Mr Biggar’s greatest frustration, however, is that Namecheap either cannot or will not supply information that might lead UK authorities to their quarry.
“These firms just don’t appear to know who their customers are,” he said. “The banks have got better over the years at knowing who their customers are by doing the right kinds of checks. We would like organisations like Namecheap to do more of that of themselves. Or indeed Google. If they did the proper due diligence, they could provide more useful information to us.”
Namecheap has already attracted attention in the US for the number of fraudsters apparently using its services to lure victims.
Last March, Facebook filed an ongoing lawsuit against Namecheap claiming that the firm refused to co-operate with an investigation into dozens of malicious sites, while that same month Letitia James, the New York attorney general, wrote an open letter to six domain name firms including Namecheap urging them to step up efforts to keep scammers off their platforms.
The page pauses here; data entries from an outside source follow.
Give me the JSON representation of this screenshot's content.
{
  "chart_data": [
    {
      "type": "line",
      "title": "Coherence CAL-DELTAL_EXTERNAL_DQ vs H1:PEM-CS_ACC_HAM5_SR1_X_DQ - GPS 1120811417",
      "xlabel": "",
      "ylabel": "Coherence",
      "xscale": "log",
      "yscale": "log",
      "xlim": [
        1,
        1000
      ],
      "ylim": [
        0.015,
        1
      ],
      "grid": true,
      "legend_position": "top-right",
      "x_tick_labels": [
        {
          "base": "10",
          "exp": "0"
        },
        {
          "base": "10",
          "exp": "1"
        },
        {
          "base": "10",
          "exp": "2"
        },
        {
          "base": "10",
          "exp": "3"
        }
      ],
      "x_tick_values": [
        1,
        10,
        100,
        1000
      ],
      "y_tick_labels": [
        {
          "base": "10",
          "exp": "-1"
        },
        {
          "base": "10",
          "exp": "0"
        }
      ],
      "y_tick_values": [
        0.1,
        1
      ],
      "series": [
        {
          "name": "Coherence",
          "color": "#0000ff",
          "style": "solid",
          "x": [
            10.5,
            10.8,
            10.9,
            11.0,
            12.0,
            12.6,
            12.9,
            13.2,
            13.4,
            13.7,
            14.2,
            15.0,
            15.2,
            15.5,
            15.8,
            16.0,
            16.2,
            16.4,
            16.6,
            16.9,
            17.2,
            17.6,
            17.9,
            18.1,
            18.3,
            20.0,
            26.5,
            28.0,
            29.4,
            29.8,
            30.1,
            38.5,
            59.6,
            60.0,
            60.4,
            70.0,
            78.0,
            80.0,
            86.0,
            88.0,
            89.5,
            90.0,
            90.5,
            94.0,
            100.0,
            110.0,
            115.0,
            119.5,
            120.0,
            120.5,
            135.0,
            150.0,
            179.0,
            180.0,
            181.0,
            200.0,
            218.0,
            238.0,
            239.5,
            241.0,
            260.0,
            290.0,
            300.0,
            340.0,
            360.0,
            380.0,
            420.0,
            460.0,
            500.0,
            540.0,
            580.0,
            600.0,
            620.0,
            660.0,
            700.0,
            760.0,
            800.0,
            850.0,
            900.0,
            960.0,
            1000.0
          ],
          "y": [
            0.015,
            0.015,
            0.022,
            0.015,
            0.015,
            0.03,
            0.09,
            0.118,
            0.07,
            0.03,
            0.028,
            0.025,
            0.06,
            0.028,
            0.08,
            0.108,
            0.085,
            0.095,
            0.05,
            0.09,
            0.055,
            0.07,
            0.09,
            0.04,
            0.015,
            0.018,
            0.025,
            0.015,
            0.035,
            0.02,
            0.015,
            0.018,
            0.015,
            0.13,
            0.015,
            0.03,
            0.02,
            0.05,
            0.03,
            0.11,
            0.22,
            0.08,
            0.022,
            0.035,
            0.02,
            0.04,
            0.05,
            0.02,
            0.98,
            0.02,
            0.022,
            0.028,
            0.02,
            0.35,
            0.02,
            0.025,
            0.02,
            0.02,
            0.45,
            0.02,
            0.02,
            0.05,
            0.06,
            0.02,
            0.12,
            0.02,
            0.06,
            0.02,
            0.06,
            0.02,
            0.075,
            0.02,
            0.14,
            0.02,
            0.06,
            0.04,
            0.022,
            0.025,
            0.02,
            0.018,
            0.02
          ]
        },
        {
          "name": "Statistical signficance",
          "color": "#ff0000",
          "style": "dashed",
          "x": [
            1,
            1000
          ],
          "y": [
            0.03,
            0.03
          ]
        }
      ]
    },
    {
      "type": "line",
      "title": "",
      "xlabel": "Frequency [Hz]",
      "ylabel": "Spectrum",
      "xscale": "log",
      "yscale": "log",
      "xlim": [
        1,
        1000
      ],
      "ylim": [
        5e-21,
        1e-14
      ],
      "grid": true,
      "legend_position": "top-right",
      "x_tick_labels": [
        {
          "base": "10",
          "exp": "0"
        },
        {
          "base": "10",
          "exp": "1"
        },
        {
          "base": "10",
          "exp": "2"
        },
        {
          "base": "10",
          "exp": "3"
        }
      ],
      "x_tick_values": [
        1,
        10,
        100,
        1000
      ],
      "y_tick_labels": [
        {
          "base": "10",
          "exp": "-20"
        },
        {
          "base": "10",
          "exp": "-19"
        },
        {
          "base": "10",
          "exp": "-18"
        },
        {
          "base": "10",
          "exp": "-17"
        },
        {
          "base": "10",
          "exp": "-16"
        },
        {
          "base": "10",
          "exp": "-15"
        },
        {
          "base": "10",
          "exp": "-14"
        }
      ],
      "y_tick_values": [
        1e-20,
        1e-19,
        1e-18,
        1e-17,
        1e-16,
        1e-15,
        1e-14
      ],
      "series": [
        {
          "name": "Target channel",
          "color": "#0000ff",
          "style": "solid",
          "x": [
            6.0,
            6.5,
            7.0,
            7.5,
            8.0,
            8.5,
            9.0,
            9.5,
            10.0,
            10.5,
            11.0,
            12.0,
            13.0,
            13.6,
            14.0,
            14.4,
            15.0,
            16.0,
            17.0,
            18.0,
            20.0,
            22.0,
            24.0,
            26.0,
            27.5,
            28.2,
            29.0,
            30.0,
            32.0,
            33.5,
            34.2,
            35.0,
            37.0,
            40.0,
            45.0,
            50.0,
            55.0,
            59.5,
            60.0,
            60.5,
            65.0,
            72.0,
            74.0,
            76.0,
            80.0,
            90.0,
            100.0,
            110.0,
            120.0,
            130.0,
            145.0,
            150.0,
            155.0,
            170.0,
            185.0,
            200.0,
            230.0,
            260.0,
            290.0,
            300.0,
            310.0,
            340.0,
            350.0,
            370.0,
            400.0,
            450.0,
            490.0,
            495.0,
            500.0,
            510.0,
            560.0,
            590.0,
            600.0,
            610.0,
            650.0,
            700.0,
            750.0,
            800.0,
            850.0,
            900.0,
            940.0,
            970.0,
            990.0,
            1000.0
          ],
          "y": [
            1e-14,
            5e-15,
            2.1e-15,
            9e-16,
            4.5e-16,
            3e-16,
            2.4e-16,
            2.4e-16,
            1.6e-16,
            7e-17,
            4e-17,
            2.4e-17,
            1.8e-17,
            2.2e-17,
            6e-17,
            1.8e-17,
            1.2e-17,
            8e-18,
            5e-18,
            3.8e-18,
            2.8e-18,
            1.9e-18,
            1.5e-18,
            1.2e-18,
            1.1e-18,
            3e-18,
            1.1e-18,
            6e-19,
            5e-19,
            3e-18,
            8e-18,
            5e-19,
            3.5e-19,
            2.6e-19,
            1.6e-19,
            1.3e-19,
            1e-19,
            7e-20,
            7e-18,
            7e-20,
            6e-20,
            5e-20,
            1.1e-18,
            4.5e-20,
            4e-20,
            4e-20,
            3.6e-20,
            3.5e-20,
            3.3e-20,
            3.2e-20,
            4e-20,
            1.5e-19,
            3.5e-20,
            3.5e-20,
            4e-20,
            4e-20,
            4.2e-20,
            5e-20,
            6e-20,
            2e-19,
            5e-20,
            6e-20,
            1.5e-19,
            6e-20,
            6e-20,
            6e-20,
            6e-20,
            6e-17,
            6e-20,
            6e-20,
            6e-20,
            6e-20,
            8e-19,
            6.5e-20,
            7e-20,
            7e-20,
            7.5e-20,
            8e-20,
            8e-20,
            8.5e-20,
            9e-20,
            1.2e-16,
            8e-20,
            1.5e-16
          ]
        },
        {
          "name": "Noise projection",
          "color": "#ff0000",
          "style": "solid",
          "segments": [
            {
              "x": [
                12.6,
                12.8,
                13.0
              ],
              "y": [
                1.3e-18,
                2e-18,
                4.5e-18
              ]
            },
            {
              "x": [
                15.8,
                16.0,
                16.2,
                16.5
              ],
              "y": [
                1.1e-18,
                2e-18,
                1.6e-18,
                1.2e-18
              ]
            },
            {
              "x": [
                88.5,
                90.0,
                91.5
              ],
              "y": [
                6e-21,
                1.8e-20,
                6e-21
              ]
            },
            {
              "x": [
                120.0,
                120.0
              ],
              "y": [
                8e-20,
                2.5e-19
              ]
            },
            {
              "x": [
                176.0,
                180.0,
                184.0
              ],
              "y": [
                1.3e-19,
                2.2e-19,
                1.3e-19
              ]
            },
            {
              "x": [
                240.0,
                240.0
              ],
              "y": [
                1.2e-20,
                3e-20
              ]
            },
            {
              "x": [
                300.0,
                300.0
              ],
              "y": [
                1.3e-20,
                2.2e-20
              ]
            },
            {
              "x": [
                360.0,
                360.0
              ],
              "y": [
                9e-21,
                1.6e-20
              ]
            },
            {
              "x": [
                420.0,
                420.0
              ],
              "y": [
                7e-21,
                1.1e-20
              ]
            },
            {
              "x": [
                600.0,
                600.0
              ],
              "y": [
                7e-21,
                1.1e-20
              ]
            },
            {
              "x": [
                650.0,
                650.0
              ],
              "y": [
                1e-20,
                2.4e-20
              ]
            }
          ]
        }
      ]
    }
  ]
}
But Namecheap’s founder and chief executive, Richard Kirkendall, wrote online earlier this month that he is hesitant to use automated tools to find imposter websites because “false positives hurt too many innocent customers”.
“We’ve lost $8 million over the last five years battling this problem,” Mr Kirkendall claimed on Twitter. “We aren’t the Gestapo. We aren’t going to spy and infringe on all of our customers’ privacy ahead of time. Add to that, tens of thousands of domains are registered with us daily. Less than one per cent ever turn out to be abusive.”